Even Mr McMillan’s list of noble Christians is a poor one. Ignoring giants like Martin Luther King and Desmond Tutu, he instead picks Wilberforce, whose hatred of slavery was roused in his schooldays, before he converted and who was reactionary on most other issues, Nightingale, who actually renounced Christianity and Mother Teresa whose credibility was shredded by Christopher Hitchens.

Far from being a force for good, Christianity is a curse on humanity. The debit side easily outweighs the credit.

(Dr) Stephen Moreton.33 Marina Avenue,Great Sankey,Warrington.

Opportunity for Fife air travel

Sir,-What a fantastic idea it would be to open up Leuchars, in part, as a civilian airport.

The number of golfers wishing to have direct access to St Andrews by air must be enormous.

The university has some 9000 students, who all need to go somewhere at sometime, plus all the academic travellers.

To open up to low-cost airlines would increase travel abroad by many in this area and also, more importantly, bring in more tourists and, therefore, more revenue to this part of the world.

As for the military aspect of fast-response jets to intercept foreign planes, surely it cannot be beyond the traffic controllers to clear a runway for their immediate use.

As taxpayers, we have paid for a new runway at Leuchars and now is the time to make full use of that facility.

The whole aspect must be looked at in full.

It cannot be beyond the wit of civilian and military leaders to give Leuchars an extra lease of life by still keeping the skies safe from enemies and welcoming to friends.

Sandy Alston.40 Buchanan Gardens,St Andrews.

Crash Gordon fooled us all

Sir,-In his new book, Beyond the Crash, Gordon Brown admits what his contemporaries at university all knew: he was not an economist and had little knowledge of finance.

This was already sadly obvious in his ludicrous belief that he had “conquered boom and bust”, his endless policy errors and his final claim to have “saved the world”.

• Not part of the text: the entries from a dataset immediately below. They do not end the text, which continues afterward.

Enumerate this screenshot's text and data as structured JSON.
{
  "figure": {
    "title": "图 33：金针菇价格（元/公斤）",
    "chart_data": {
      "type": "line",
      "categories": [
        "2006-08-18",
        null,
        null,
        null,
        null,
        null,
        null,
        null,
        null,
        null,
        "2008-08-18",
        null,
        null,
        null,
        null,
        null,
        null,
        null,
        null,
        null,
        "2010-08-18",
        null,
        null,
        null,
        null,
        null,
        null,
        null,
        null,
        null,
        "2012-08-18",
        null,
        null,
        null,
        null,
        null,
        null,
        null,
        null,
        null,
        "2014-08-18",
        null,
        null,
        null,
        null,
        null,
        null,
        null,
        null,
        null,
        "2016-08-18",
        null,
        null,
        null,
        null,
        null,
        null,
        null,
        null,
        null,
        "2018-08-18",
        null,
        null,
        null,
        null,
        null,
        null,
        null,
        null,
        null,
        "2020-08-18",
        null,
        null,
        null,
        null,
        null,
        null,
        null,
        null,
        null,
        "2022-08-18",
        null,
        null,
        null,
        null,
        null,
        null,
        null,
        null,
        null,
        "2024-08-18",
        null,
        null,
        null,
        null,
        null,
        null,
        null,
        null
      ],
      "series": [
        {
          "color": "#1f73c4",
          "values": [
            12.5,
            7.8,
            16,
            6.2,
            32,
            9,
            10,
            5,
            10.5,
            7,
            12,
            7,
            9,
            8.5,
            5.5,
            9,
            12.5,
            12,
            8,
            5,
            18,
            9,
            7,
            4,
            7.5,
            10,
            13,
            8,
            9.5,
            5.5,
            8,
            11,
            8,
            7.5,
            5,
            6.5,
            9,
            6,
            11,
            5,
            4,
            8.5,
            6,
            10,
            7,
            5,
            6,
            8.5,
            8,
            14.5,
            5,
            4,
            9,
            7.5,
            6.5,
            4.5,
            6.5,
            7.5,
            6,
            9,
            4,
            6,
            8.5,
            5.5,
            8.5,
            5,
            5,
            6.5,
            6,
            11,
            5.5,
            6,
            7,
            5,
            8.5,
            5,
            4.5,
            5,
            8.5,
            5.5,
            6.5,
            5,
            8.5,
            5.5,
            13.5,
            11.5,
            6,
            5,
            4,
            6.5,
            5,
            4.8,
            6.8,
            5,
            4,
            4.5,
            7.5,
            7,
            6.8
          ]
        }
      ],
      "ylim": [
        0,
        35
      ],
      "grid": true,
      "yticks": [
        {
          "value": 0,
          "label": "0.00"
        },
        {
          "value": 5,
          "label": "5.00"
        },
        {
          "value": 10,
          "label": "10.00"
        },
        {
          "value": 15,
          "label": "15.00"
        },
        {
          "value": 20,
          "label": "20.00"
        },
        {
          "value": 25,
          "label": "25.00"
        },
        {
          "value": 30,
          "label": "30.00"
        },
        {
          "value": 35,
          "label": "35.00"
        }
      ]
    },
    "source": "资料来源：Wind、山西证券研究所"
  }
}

Yet, at no point in the book, does this deeply insecure, self-righteous man acknowledge that he must take a significant portion of the blame for the calamity which befell us.

He treated the Treasury’s expert officials with open contempt and relied instead on a handful of cronies as he proceeded to wreck the best economy Labour ever inherited.

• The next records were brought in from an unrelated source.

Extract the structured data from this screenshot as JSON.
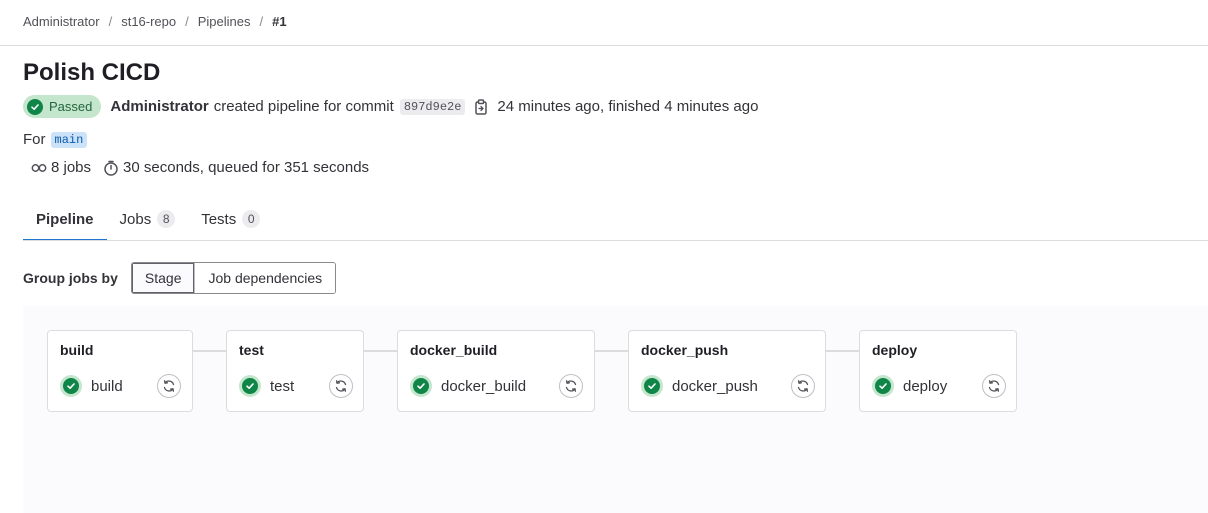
{
  "breadcrumb": {
    "items": [
      "Administrator",
      "st16-repo",
      "Pipelines"
    ],
    "current": "#1",
    "separator": "/"
  },
  "pipeline": {
    "title": "Polish CICD",
    "status": "Passed",
    "author": "Administrator",
    "created_text": "created pipeline for commit",
    "commit_sha": "897d9e2e",
    "time_text": "24 minutes ago, finished 4 minutes ago",
    "for_label": "For",
    "ref": "main",
    "jobs_count_text": "8 jobs",
    "duration_text": "30 seconds, queued for 351 seconds"
  },
  "tabs": [
    {
      "label": "Pipeline",
      "count": null,
      "active": true
    },
    {
      "label": "Jobs",
      "count": "8",
      "active": false
    },
    {
      "label": "Tests",
      "count": "0",
      "active": false
    }
  ],
  "group_by": {
    "label": "Group jobs by",
    "options": [
      "Stage",
      "Job dependencies"
    ],
    "selected": "Stage"
  },
  "stages": [
    {
      "name": "build",
      "job": "build",
      "status": "success"
    },
    {
      "name": "test",
      "job": "test",
      "status": "success"
    },
    {
      "name": "docker_build",
      "job": "docker_build",
      "status": "success"
    },
    {
      "name": "docker_push",
      "job": "docker_push",
      "status": "success"
    },
    {
      "name": "deploy",
      "job": "deploy",
      "status": "success"
    }
  ],
  "colors": {
    "success": "#108548",
    "success_bg": "#c3e6cd",
    "active_tab": "#1f75cb",
    "ref_bg": "#cbe2f9"
  },
  "icons": {
    "status": "check-circle-icon",
    "copy": "clipboard-icon",
    "jobs": "pipeline-link-icon",
    "duration": "timer-icon",
    "retry": "retry-icon"
  }
}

The surprise is not that our pensions and public finances were ruined or that he presided over the biggest bust since the 1930s. The surprise is that he got away with it for so long.

(Dr) John Cameron.10 Howard Place,St Andrews.

Remove these abandoned cars

Sir,-It has been over a week now since the snow and we are still struggling through the aftermath, the main problem being the number of cars left abandoned. As the drivers have been without their cars, it raises the question, do they really need them?

A week is more than enough time to dig out a car and if they have to park away from their own house then they should dig a space for it.

In Macalpine Road, Dundee, cars are parked on the centre white line leaving only a single-track road for what is a very busy thoroughfare.

This is unacceptable and very dangerous and, given that the pavements are almost impassable, where do the pedestrians walk?

Careful drivers now have to be more vigilant, dodging cars, hard-packed snow and pedestrians, making every journey hazardous.

Roddy Smith.44 Laird Street,Dundee.

Blame Europe for snow panic

Sir,-The almost complete stoppage of national life occasioned by the current spattering of snow is scarcely believable. When I was a child, our schools were kept open by every janitor, able-bodied teacher and even the school dinner ladies being set to the task of digging out the playground with old-fashioned shovels.

The same all-hands-to-the-deck attitude applied to airports where the general manager was to be seen setting an example with his spade alongside ground and cabin staff as well as pilots and navigators as they fought to keep runways clear.

Not only are we now far too reliant on often inadequate and unreliable mechanical means of snow removal but the EU- mandated adoption of the SI system of units has brought a touch of fatalism to how Britons regard low temperatures.

Zero degrees Celsius is now seen as a sign that civilisation must be temporarily suspended whereas 32 degrees Fahrenheit never had that effect.

John Eoin Douglas.7 Spey Terrace,Edinburgh.